Franchi Umberto Marmi riparte, ricavi semestre +28%

Il recupero delle vendite sia in Cina che in Italia, dopo lo stop imposto dalla pandemia oltre un anno fa, spinge in alto i numeri del primo semestre 2021 di Franchi Umberto Marmi. Nella relazione finanziaria approvata dal Cda si registrano ricavi per 33,5 milioni di euro, con un +28,8% rispetto allo stesso periodo del 2020, mentre il risultato operativo è di 10,4 milioni (+6%). Si registra, in parallelo, un indebitamento finanziario netto di 32,1 milioni, a fronte della cassa netta per 1 milione registrata al 31 dicembre 2020: un dato dovuto, secondo l'azienda, all'acquisizione della partecipazione della società Ingegner Giulio Faggioni Carrara Srl, con l'apertura di un nuovo finanziamento ipotecario finalizzato al pagamento della stessa, e all'avvenuta distribuzione dei dividendi relativi all'esercizio 2020.

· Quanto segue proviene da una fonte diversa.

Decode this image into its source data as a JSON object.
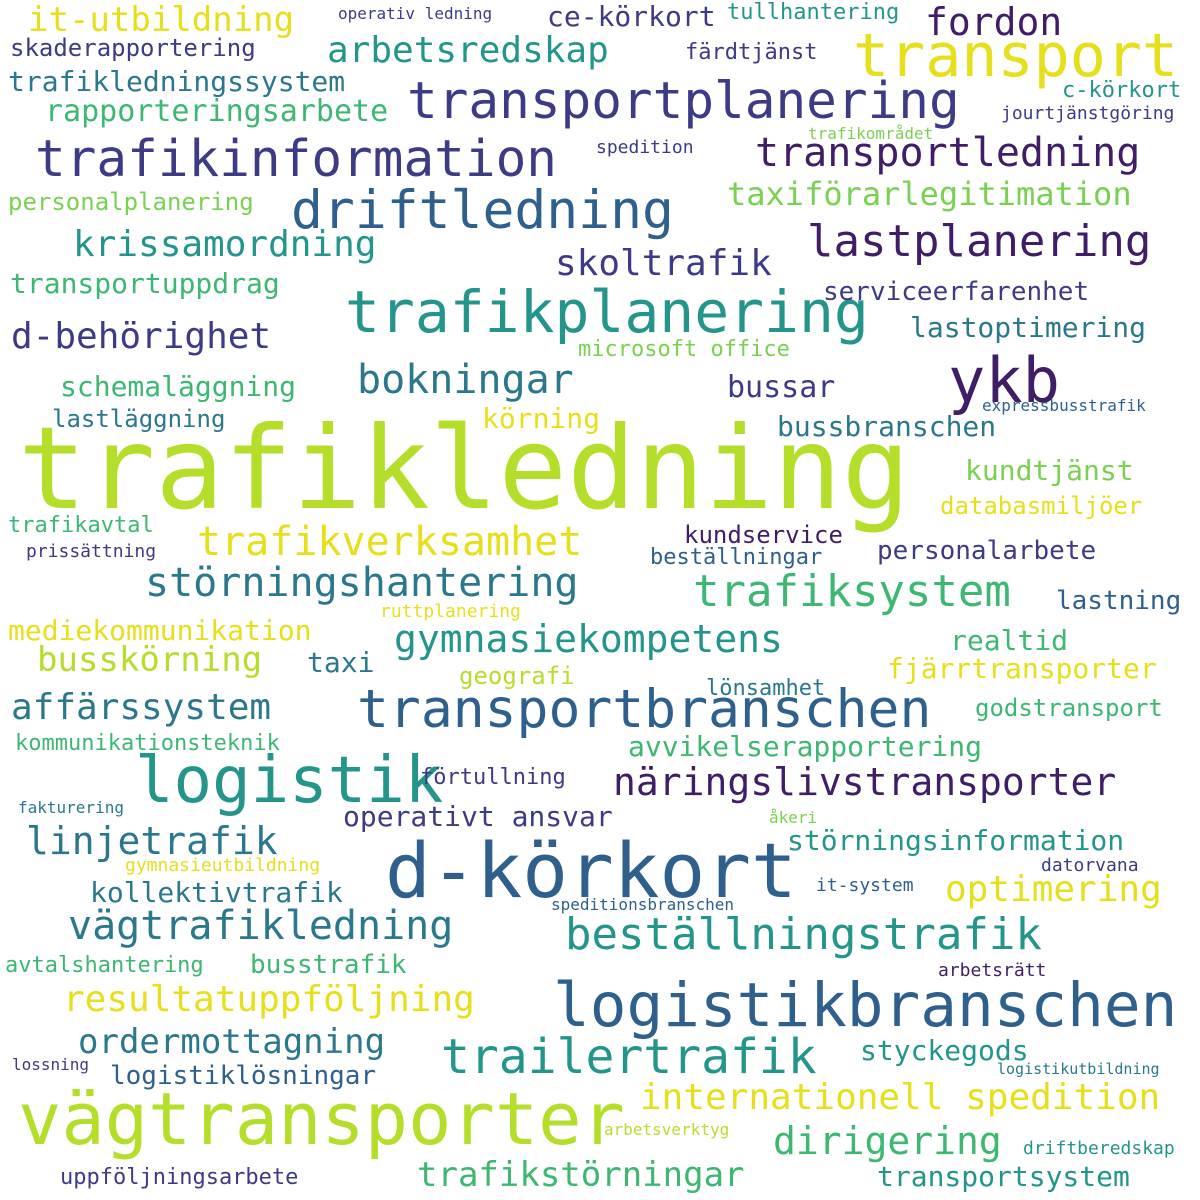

L'Ebidta è di 11,1 milioni di euro, con un incremento del 7,8% anno su anno e un margine sui ricavi del 33,2%. Ma sempre l'operazione-Faggioni, effettuata a inizio anno, porta Franchi a fare riferimento a un dato 'adjusted' riguardo all'Ebitda, che è di 12,9 milioni di euro (+20%, con un margine sui ricavi del 38,4%), in rapporto all'obiettivo di Ebitda margin del 40% indicato come obiettivo di redditività in sede di quotazione. L'aggiustamento esclude gli effetti di costi una tantum legati all'operazione di 'business combination' con TheSpac SpA finalizzata alla quotazione sul mercato Aim Italia di Borsa Italiana, e anche quelli relativi all'acquisizione della partecipazione del 50% delle quote di Faggioni, oltre ai risultati derivanti dalla contabilizzazione secondo il metodo del patrimonio netto delle società collegate.

Con la partecipazione alla fiera di Xiamen in Cina lo scorso maggio e la prossima partecipazione al Marmomac di Verona a fine settembre «auspichiamo di poter ritornare a pieno regime e proseguire nel nostro percorso di crescita», annuncia Alberto Franchi, presidente e amministratore delegato della società, ricordando che è prevista entro la fine dell'anno l'apertura dello showroom a New York. «Siamo fiduciosi di poter raggiungere nel corso dell'anno risultati molto ambiziosi - spiega - grazie alla collaborazione con i nostri partner commerciali che dovrebbero permetterci di raggiungere e probabilmente superare gli straordinari risultati conseguiti nel 2019».